From Top Documentary Films Online: http://topdocumentaryfilms.com/spirit-child/?utm_source=feedburner&utm_medium=feed&utm_campaign=Feed%3A+TopDocumentaryFilms+%28Top+Documentary+Films+-+Watch+Free+Documentaries+Online%29
For centuries, some West African communities have branded children born deformed or with disabilities as evil spirits. They are seen as a drain on limited resources, and so “medicine men” are often asked to perform rituals and prepare poisonous concoctions to kill them. Thousands of defenseless children have been murdered in this way.
Food is scarce there. Even children must work for their family to eat. Living on the edge of survival, the birth of a disabled child is greatly feared. It’s seen as a terrible burden on the family, an extra mouth to feed. The child won’t be able to help in the field, and neither will its mother, who will have to devote precious time to its care.
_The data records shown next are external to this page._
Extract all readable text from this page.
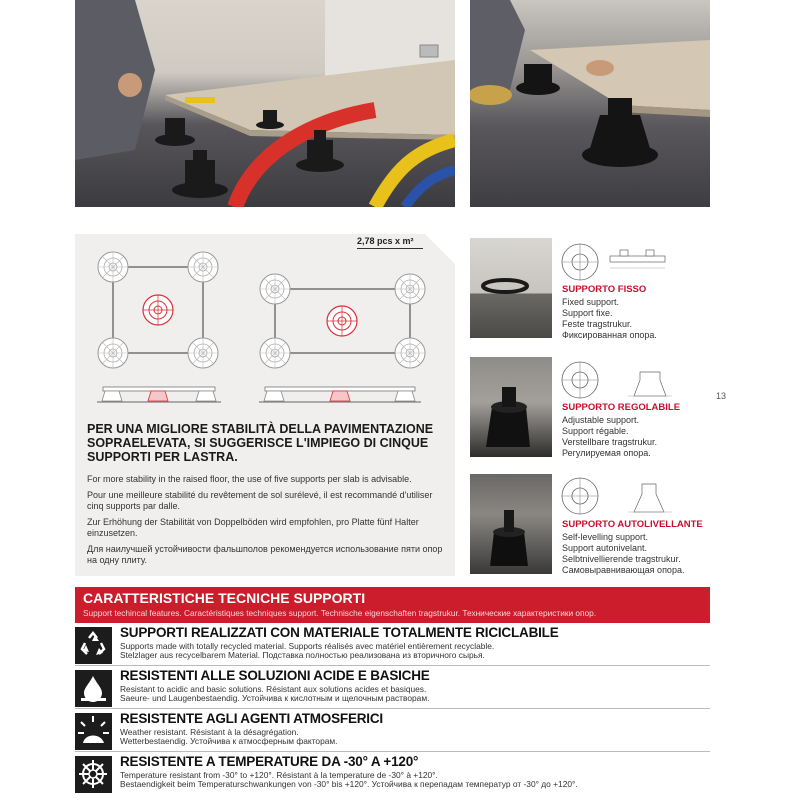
2,78 pcs x m²
PER UNA MIGLIORE STABILITÀ DELLA PAVIMENTAZIONE SOPRAELEVATA, SI SUGGERISCE L'IMPIEGO DI CINQUE SUPPORTI PER LASTRA.

For more stability in the raised floor, the use of five supports per slab is advisable.

Pour une meilleure stabilité du revêtement de sol surélevé, il est recommandé d'utiliser cinq supports par dalle.

Zur Erhöhung der Stabilität von Doppelböden wird empfohlen, pro Platte fünf Halter einzusetzen.

Для наилучшей устойчивости фальшполов рекомендуется использование пяти опор на одну плиту.

SUPPORTO FISSO
Fixed support.
Support fixe.
Feste tragstrukur.
Фиксированная опора.
SUPPORTO REGOLABILE
Adjustable support.
Support régable.
Verstellbare tragstrukur.
Регулируемая опора.
SUPPORTO AUTOLIVELLANTE
Self-levelling support.
Support autonivelant.
Selbtnivellierende tragstrukur.
Самовыравнивающая опора.
13
CARATTERISTICHE TECNICHE SUPPORTI
Support techincal features. Caractéristiques techniques support. Technische eigenschaften tragstrukur. Технические характеристики опор.
SUPPORTI REALIZZATI CON MATERIALE TOTALMENTE RICICLABILE
Supports made with totally recycled material. Supports réalisés avec matériel entièrement recyclable.
Stelzlager aus recycelbarem Material. Подставка полностью реализована из вторичного сырья.
RESISTENTI ALLE SOLUZIONI ACIDE E BASICHE
Resistant to acidic and basic solutions. Résistant aux solutions acides et basiques.
Saeure- und Laugenbestaendig. Устойчива к кислотным и щелочным растворам.
RESISTENTE AGLI AGENTI ATMOSFERICI
Weather resistant. Résistant à la désagrégation.
Wetterbestaendig. Устойчива к атмосферным факторам.
RESISTENTE A TEMPERATURE DA -30° A +120°
Temperature resistant from -30° to +120°. Résistant à la temperature de -30° à +120°.
Bestaendigkeit beim Temperaturschwankungen von -30° bis +120°. Устойчива к перепадам температур от -30° до +120°.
Out of this fear and ancient tradition has grown. They believe that such a child is a spirit child, an evil presence that must be destroyed before it threatens the survival of the family. It doesn’t even need to be disabled. Any child in a family where things are going wrong can be branded as evil. And when this happens, elders in the community, known as concoction men, are called in to poison the child.
Local authorities have often used dialogue to talk to community members to stop this practice. Advocacy has been successful to some extent, but has not been able to eradicate this from the community. There isn’t any record of anyone ever being arrested for what can only be described as a dreadful crime.
Reporter’s plan is to find some concoction men, to invent a so-called problem child and see if they will diagnose it as an evil spirit. Then he aims to catch them in the act of trying to poison it. A similar looking dummy of a child was made from silicone by a movie props company in London.